At such a high volume of requests it probably makes sense to consider going one ...

jrockway · on Dec 13, 2019

I think using HTTPS is fine. But there is probably some value in using GRPC+proto by default instead of REST+json. With client-side streaming, you set up and tear down the connection less frequently, and that means you negotiate TLS and send initial headers less frequently. And the messages themselves are smaller, especially for small messages.

https://nilsmagnus.github.io/post/proto-json-sizes/

GRPC streaming is almost as efficient as just using a raw TCP stream, but saves you having to write the protocol glue code. There are already clients and servers that work, and you can just write your protocol definition in the form of a protocol buffer. Worth a look for this use case.

(Also, the clients know how to do load balancing, so you don't have to pay Amazon to do it for you. Unlike browsers, most language's GRPC clients are happy to take a list of IP addresses from DNS and only send requests to the healthy endpoints. Browsers, if you're lucky, try opening a TCP connection but will happy keep the same IP address even if it 503s on every request. Chrome, Firefox, and Safari all do different things.)

mr__y · on Dec 13, 2019

>the clients know how to do load balancing

that is of course true, but they won't be able to ommit not working/failed/overloaded nodes whereas a load balancer might be able to do so.
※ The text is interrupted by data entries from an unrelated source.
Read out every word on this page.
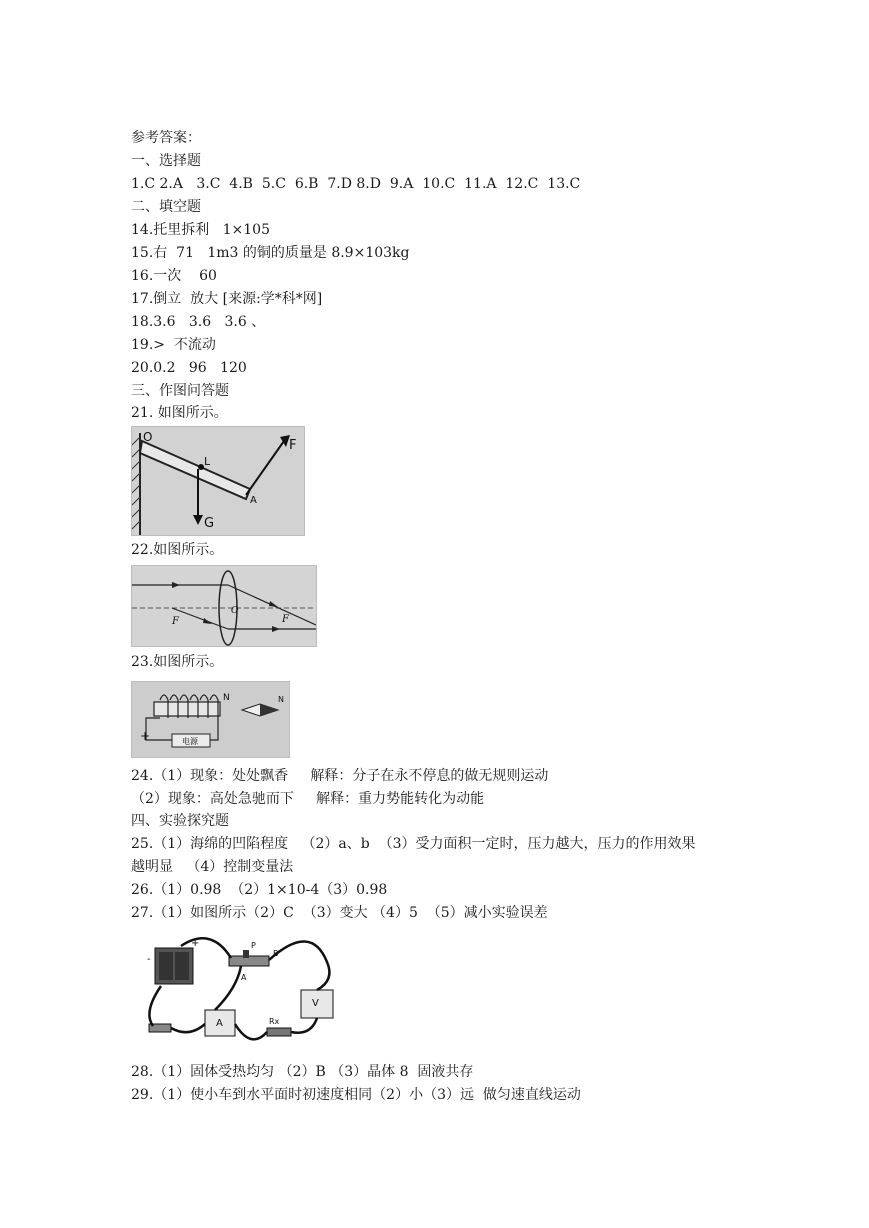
参考答案：
一、选择题
1.C 2.A   3.C  4.B  5.C  6.B  7.D 8.D  9.A  10.C  11.A  12.C  13.C
二、填空题
14.托里拆利   1×105
15.右  71   1m3 的铜的质量是 8.9×103kg
16.一次    60
17.倒立  放大 [来源:学*科*网]
18.3.6   3.6   3.6 、
19.>  不流动
20.0.2   96   120
三、作图问答题
21. 如图所示。
O
L
F
A
G
22.如图所示。
F
O
F
23.如图所示。
N	N
+	电源
24.（1）现象：处处飘香     解释：分子在永不停息的做无规则运动
（2）现象：高处急驰而下     解释：重力势能转化为动能
四、实验探究题
25.（1）海绵的凹陷程度   （2）a、b  （3）受力面积一定时，压力越大，压力的作用效果
越明显   （4）控制变量法
26.（1）0.98  （2）1×10-4（3）0.98
27.（1）如图所示（2）C  （3）变大 （4）5  （5）减小实验误差
+
-
P
B
A
Rx
V
A
28.（1）固体受热均匀 （2）B （3）晶体 8  固液共存
29.（1）使小车到水平面时初速度相同（2）小（3）远  做匀速直线运动
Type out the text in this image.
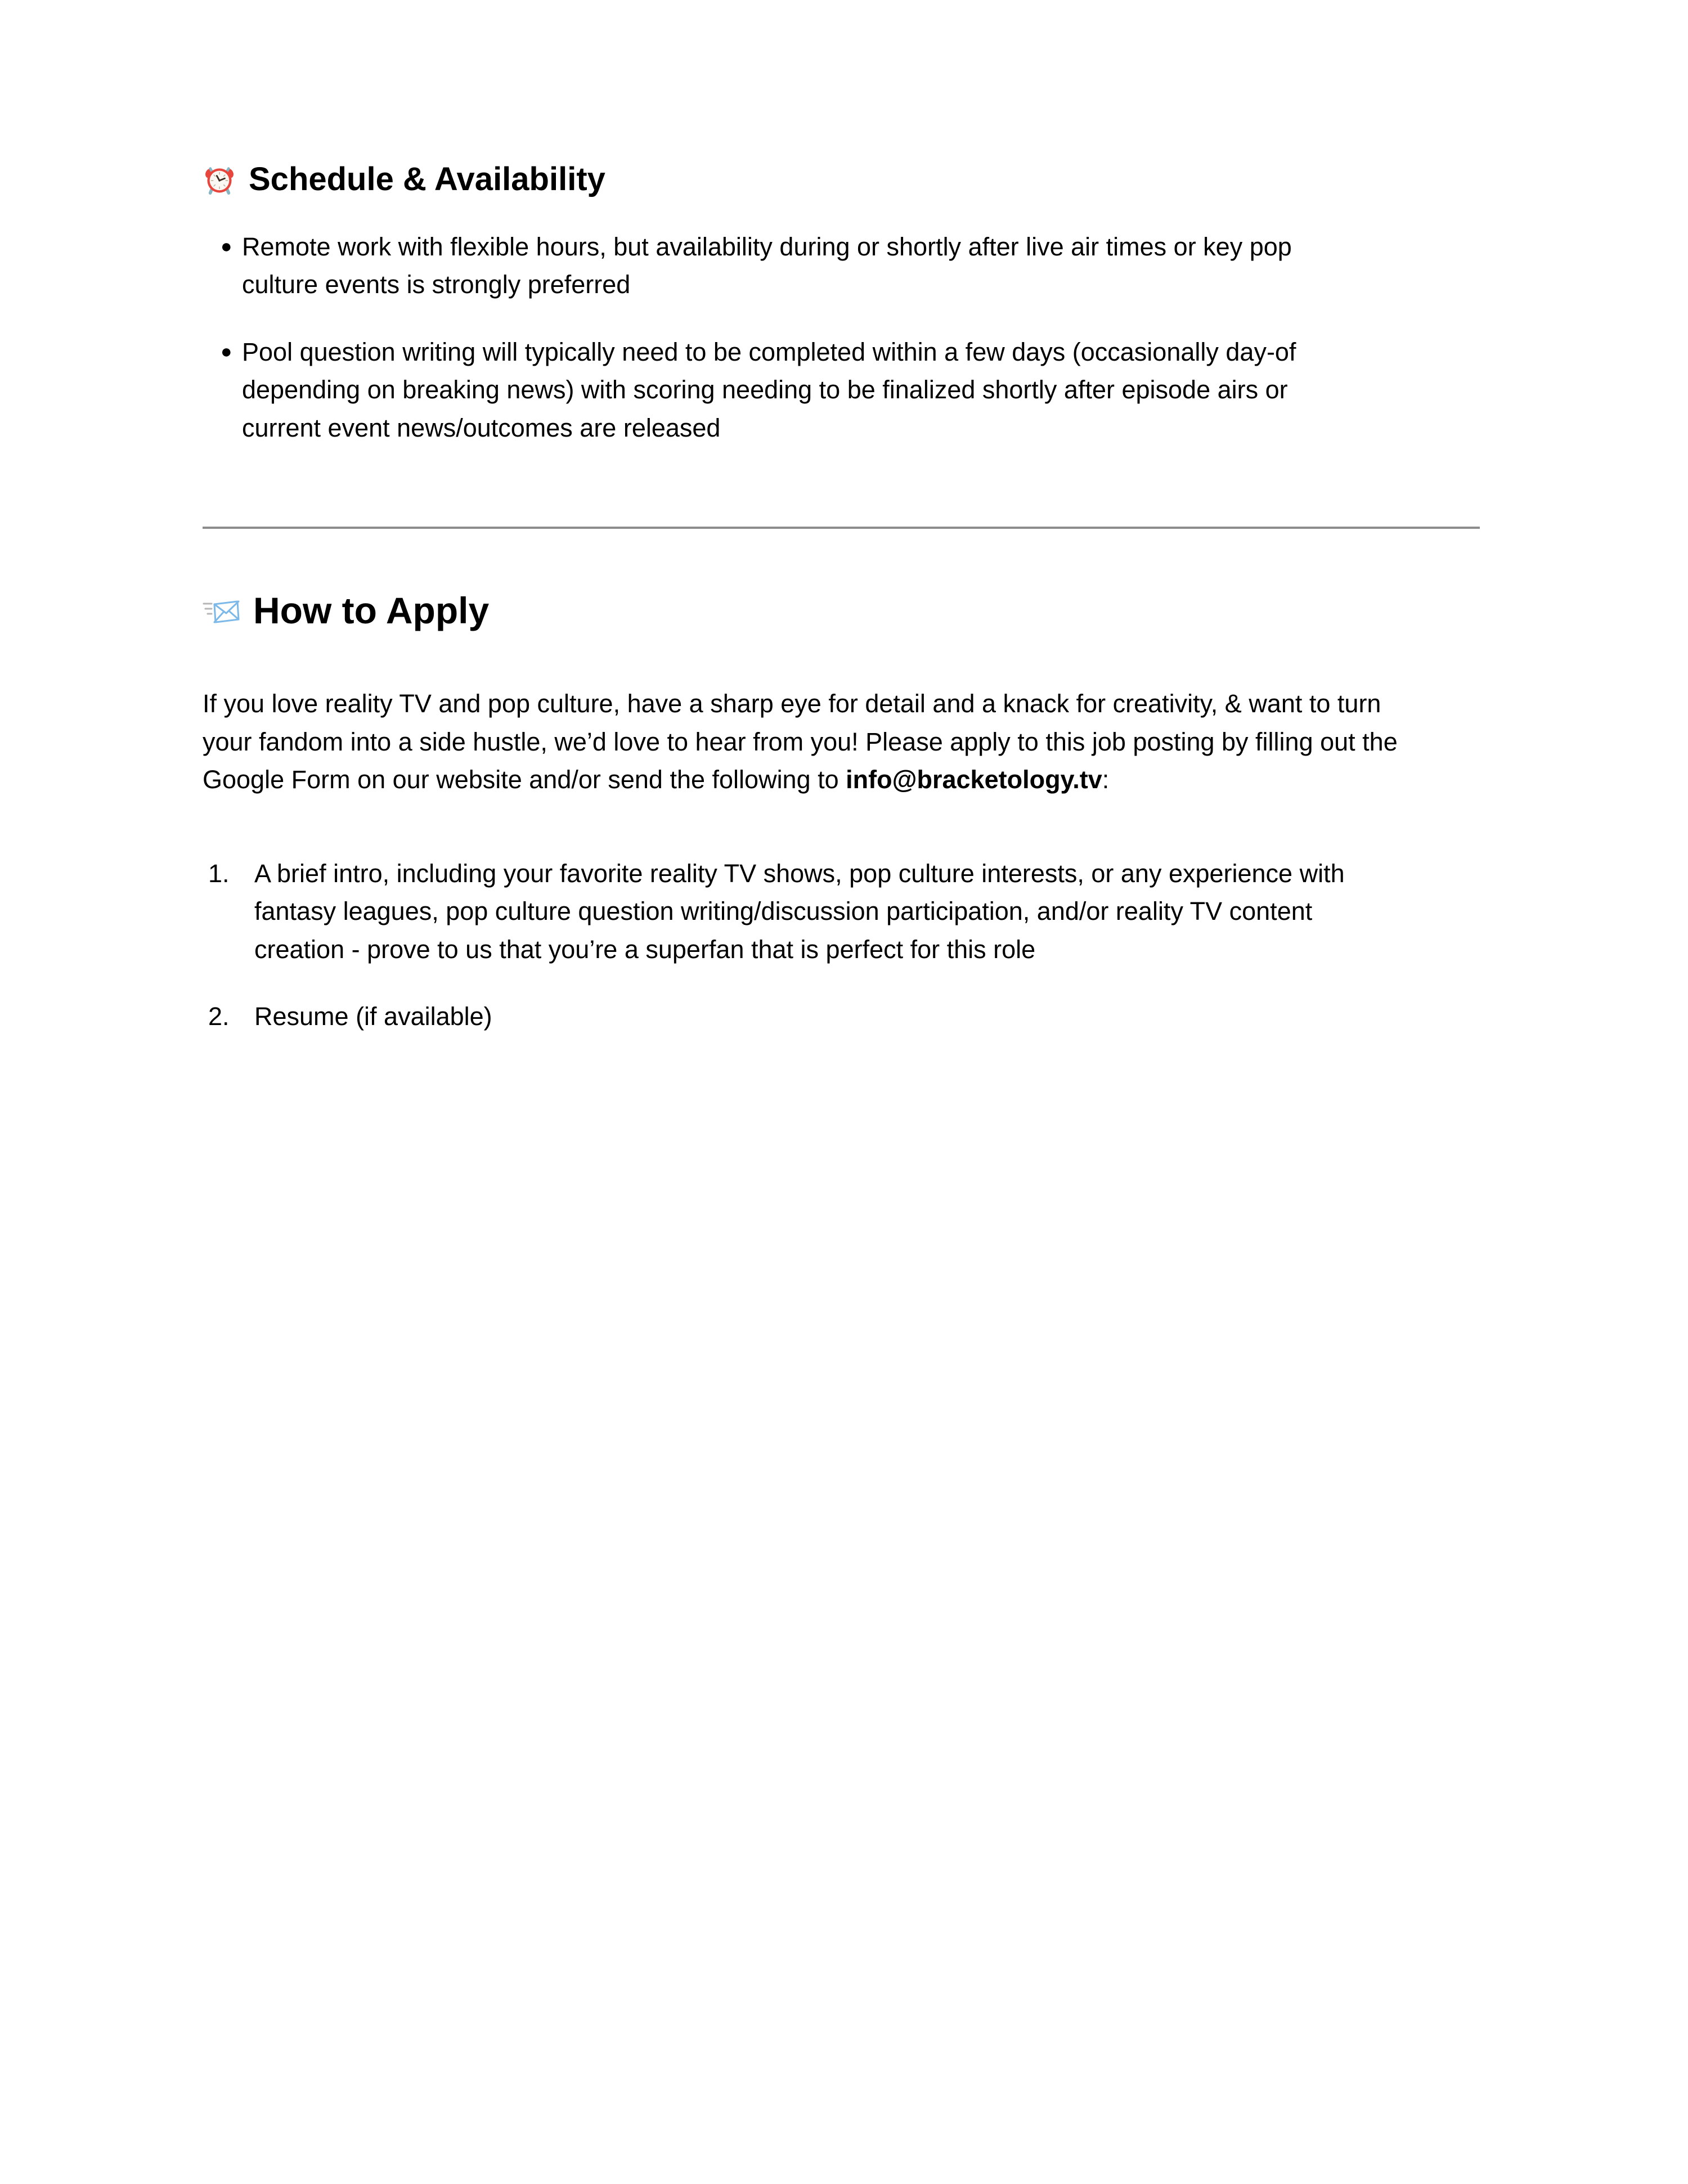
Schedule & Availability
● Remote work with flexible hours, but availability during or shortly after live air times or key pop culture events is strongly preferred
● Pool question writing will typically need to be completed within a few days (occasionally day-of depending on breaking news) with scoring needing to be finalized shortly after episode airs or current event news/outcomes are released
How to Apply

If you love reality TV and pop culture, have a sharp eye for detail and a knack for creativity, & want to turn your fandom into a side hustle, we’d love to hear from you! Please apply to this job posting by filling out the Google Form on our website and/or send the following to info@bracketology.tv:

1. A brief intro, including your favorite reality TV shows, pop culture interests, or any experience with fantasy leagues, pop culture question writing/discussion participation, and/or reality TV content creation - prove to us that you’re a superfan that is perfect for this role
2. Resume (if available)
On the other hand the client might be programmed to just use another IP from the list and resend request if one node fails to answer, but this would increase the total time required by the client to do a successful connection. I also realise that non-responsing nodes might be rare enough for this to be a negligible problem - just playing devils advocate here.

jrockway · on Dec 14, 2019

No you can do all that stuff with grpc. You can use active health checks (grpc.health.v1) to add or remove nodes from the pool. (You can configure the algorithm that is used to select a healthy channel for the next request, too.) You can also talk to a central load balancer, which provides your client with a list of endpoints it's allowed to talk to.

When you control the client, you don't have to resort to L3 hacks to distribute load. You can just tell the client which replicas are healthy. (And both ends can report back to give the central load balancer information on whether or not the supposed healthy endpoints actually are.)

L3 load balancing actually works somewhat poorly for HTTP/2 and gRPC anyway. They only balance TCP connections, but you really want to balance requests. That is why people have proxies like Envoy in the middle; the client isn't smart enough to be able to do that, but it is. But if you control the client, you can skip all that and do the right thing with very little resources.

namibj · on Dec 14, 2019

If your nodes are large enough, you won't need to balance requests directly. You do need it to work on 5~50 requests in parallel, however.

bureaucrat · on Dec 13, 2019

Or just encrypt in-house and use HTTP.

maxkuzmins · on Dec 13, 2019

These guys receive requests from mobile devices. Afaik sending unencrypted HTTP requests is not allowed on some platforms (e.g. iOS).

throw03172019 · on Dec 13, 2019

You can disable transport security for a certain domain using the plist key NSAppTransportSecurity. But you rarely should do this :)

https://developer.apple.com/library/ios/documentation/Genera...

bureaucrat · on Dec 13, 2019

First, they can offer both http and https endpoints. Second, you can send HTTP request if you set NSAllowsArbitraryLoads=true.

jrockway · on Dec 13, 2019

I think you should think long and hard before you roll your own crypto.

gberger · on Dec 13, 2019

You don't need to roll your own crypto in order to encrypt in-house.